In this study, a predictive modeling supported collective I/O auto-tuning solution for engineering applications is presented that can be understood by engineers or scientists with little knowledge of parallel I/O without any post-processing step. The auto-tuning solution is implemented upon the MPI-IO library to be compatible with MPI based engineering applications, and be portable to different HPC platforms as well.

The main contributions of the study are the following. First, it states several challenges of the different layers' run time factors on the optimization process. Second, it points collective I/O performance variability and work on development of an auto-tuning system to tune collective I/O performance transparently between layers. Third, it evaluates statistical performance models and present an I/O performance predictor.
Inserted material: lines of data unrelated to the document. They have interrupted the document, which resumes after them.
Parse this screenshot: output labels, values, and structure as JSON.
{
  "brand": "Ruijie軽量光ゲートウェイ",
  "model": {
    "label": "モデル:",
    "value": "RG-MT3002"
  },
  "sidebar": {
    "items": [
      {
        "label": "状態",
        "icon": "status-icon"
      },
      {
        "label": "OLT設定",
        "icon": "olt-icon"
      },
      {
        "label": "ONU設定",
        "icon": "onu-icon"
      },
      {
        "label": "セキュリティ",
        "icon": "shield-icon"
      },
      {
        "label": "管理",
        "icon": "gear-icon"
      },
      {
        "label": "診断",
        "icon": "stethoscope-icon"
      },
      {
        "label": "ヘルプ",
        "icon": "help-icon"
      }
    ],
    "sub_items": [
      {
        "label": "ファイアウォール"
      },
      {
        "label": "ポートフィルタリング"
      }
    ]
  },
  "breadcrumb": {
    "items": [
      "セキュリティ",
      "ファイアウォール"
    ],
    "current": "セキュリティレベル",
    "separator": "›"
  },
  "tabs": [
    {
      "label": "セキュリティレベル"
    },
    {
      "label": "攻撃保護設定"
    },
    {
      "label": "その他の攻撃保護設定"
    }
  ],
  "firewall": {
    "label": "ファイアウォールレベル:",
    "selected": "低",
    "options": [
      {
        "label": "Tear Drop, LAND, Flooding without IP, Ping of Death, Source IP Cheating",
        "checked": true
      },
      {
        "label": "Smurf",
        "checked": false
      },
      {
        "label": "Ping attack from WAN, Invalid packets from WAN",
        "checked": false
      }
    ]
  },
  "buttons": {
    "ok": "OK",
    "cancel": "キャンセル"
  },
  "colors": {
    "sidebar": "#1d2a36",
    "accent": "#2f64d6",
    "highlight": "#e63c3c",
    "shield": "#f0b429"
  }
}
This study shows several challenges faced when optimizing collective I/O with collective buffering and use random forest regression to develop a predictor model in auto-tuning solution to estimate I/O performance based on the results of the previous runs. After evaluating the predictor model under various conditions, random forest regression is determined as an accurate indicator of the expected collective I/O performance. The success of the auto-tuning approach varies between 50-130% in the parametrization's I/O bandwidth gain by finding out the optimal ones that are better than the default configurations. Incorporating findings of predictive model with the auto-tuning system has the potential to further reduce the training time and size of the training set.

The parameters discussed in this paper are system dependent, but new parameters can be easily integrated to auto-tuning configuration files. Future efforts will further explore more accurate representations and characteristics of the configuration parameters and predictive modeling techniques. As future work, the auto-tuning solution will be tested on engineering applications in different professional areas to show the usability. Engineering use cases can provide a guideline for the potential users to analyze and optimize their own applications.